From that same source:
The village comprised between 500 and more than 600 two-room dwellings and included post and telegraph offices, an amphitheater, a hospital, a fire department, and a bank. The village was built on between 250 and 331 acres that was loaned by the heirs of the estate of Lucky Baldwin. The buildings were removed after the games.This account is pretty consistent with what I found in other sources: references to developer and stock market speculator Elias Jackson “Lucky” Baldwin, who died in 1909 but whose fortune--by the early 1930s--was still largely intact. Mentions of the Olympic village being constructed at great cost during the Depression, then mysteriously disappearing right after the games.

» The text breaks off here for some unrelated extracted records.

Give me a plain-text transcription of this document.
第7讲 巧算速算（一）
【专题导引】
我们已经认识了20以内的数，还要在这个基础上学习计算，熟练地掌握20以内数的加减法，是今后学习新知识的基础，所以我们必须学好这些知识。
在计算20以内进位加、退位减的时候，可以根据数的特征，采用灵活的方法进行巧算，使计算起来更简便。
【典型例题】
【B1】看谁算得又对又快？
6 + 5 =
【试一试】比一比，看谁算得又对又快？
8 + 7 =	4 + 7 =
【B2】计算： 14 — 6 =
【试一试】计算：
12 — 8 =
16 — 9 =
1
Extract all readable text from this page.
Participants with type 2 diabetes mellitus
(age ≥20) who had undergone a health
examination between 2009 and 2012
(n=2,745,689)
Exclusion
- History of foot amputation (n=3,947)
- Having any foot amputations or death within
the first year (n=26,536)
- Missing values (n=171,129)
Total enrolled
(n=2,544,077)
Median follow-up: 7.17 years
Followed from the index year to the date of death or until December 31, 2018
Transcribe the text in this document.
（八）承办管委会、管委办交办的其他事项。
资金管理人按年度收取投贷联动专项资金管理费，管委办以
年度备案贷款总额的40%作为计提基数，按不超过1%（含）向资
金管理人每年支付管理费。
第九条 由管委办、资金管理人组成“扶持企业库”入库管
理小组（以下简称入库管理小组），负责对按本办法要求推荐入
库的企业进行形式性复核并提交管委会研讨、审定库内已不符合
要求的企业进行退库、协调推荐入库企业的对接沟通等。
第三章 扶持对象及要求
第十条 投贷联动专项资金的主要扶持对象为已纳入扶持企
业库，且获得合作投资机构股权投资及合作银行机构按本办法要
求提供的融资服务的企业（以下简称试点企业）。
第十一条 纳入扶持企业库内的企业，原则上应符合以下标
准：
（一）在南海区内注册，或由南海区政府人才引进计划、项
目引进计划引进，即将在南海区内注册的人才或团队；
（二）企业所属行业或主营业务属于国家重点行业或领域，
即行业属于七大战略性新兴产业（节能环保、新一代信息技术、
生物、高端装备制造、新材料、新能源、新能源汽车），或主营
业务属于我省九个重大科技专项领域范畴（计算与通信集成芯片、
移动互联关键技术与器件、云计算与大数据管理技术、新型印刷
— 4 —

But there are enough things not mentioned, or merely hinted at, that if you’re of a certain disposition, your mind fills in the blanks. The construction of a whole village during the Depression--one that needed to look good, yet not be required to stand the test of any significant amount of time? That would have been a plum contract. A multi-million-dollar contract, even in the dollars of the day. One worth killing over? Well, just wait and see.
1 comment:
Thanks for that. By the way, Pangborn, the name, besides being associated with Edgar Pangborn, the fantasy novelist, was the name given to Stephen King's sheriff in both THE DARK HALF and NEEDFUL THINGS.
The Pangborns and the Pangburns are from the same family, going back to England, with a rich legacy of both scholars and cads.